Detective Peter O’Connell paces backwards and forth, backwards and forth, from one end of his dark wooden office to the other. Each trip lasts a few short seconds. Jaw stern, eyes focussed, fists clenched. Plump, webbed veins bulge out through his skin. His focus alters for a second as his eyes dart to the generic clock high above the door. They catch the clock in time to see its thin hands shift; the long one stretches up towards the twelve and the short one tilts down towards the eight.
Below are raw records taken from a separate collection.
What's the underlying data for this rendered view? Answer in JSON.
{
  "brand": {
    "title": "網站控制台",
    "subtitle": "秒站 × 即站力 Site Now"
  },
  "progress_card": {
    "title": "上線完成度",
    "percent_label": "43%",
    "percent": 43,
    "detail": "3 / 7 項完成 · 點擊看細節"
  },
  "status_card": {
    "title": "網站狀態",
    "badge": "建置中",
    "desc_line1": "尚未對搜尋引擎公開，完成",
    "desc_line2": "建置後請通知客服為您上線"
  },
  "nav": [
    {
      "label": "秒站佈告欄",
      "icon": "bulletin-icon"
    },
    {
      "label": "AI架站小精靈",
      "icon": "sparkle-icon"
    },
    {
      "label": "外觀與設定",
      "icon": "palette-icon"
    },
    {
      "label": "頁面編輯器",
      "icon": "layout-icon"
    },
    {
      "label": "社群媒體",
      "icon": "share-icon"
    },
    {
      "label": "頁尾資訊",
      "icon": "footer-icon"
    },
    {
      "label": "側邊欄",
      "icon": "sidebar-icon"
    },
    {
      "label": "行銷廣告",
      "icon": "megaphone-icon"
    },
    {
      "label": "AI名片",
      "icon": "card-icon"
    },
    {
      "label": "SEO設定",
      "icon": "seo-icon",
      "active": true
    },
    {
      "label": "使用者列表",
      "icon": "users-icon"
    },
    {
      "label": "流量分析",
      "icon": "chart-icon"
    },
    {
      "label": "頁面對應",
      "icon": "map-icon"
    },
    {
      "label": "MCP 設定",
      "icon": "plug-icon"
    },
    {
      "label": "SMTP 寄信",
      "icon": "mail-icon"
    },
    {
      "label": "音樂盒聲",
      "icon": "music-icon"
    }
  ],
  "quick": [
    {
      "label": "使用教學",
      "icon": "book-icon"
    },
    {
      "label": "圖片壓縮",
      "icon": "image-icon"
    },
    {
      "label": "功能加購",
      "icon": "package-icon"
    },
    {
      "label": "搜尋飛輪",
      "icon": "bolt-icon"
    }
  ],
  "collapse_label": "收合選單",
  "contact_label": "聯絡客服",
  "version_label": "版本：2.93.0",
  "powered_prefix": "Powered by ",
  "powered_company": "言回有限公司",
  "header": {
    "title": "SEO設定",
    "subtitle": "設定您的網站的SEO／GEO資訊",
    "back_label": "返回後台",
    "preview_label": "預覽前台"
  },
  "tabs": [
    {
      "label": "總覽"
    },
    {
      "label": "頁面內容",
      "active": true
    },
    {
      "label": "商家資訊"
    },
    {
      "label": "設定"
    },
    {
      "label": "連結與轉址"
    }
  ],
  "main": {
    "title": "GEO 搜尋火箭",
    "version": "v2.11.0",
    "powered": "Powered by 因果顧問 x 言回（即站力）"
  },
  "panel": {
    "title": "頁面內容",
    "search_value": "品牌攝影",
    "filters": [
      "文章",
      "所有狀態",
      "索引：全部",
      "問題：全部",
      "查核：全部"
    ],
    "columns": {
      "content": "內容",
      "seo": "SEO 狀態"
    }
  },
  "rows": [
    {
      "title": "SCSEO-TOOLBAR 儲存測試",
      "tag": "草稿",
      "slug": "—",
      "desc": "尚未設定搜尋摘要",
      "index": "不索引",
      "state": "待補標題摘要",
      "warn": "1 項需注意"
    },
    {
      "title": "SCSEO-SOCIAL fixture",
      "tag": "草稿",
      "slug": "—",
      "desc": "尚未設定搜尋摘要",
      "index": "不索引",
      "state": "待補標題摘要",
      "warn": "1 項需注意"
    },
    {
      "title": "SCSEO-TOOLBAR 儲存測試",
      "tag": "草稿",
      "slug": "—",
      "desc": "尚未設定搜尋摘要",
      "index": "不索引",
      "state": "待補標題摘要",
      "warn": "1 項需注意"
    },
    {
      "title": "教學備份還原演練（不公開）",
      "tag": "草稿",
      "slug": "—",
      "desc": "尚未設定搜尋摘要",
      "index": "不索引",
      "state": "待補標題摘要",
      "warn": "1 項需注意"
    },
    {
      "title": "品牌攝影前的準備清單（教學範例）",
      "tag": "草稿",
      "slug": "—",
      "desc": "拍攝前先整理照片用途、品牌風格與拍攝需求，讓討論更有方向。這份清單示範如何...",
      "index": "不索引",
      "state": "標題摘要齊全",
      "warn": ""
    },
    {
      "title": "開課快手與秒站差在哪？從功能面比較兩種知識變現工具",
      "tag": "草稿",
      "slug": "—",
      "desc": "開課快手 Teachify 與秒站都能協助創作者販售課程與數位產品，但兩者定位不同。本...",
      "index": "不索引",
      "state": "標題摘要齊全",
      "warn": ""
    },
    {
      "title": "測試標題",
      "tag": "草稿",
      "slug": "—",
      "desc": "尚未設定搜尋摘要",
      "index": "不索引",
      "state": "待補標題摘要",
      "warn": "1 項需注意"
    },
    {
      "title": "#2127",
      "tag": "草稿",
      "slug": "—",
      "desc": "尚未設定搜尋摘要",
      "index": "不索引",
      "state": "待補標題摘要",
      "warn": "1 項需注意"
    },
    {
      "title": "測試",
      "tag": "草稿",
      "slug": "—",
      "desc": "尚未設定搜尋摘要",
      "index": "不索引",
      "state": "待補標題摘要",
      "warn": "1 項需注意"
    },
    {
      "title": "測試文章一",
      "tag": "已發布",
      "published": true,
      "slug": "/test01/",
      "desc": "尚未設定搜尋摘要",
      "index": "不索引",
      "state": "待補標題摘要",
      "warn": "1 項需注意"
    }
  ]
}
O’Connell ceases lapping the room, strides over to his desk, diverts around it and peers through a narrow window out onto the lengthy street. The traffic stretches down endlessly, head to tail. O’Connell scans the cluttered mass of metal and lights for the familiar sight of flashing red and blue. He lets out a sigh; his blue eyes reflect only yellow light. He turns and slowly sits down in front of his miniature desk, picking up a golden pen resting amongst a disorganised stack of papers. He fiddles with it, mesmerised by the reflection of moonlight bouncing off the pen’s glossy surface. Time flows, his mind remains bewitched by the beauty of the pen.
His focus remains unaltered until a dull knock on the door forces him back. He drags gaze away from the reflecting gold and looks up towards the door. He stares through the glass window and observes his colleague; still, patient, waiting for a reply.
O’Connell glances at the golden pen one last time and places it back amongst the papers. As he does this, his eyes move with purpose towards a photograph. It rests in the centre of O’Connell’s chipped desk; isolated. Two hours ago he had pulled the photograph out from the bottom of a deteriorating cardboard box, now dumped in the far corner of the hollow office. The words ‘THROW OUT’ written across the top of it in faded black ink. The photograph is of a woman; a woman with an enticing smile, flowing dark hair and emerald eyes.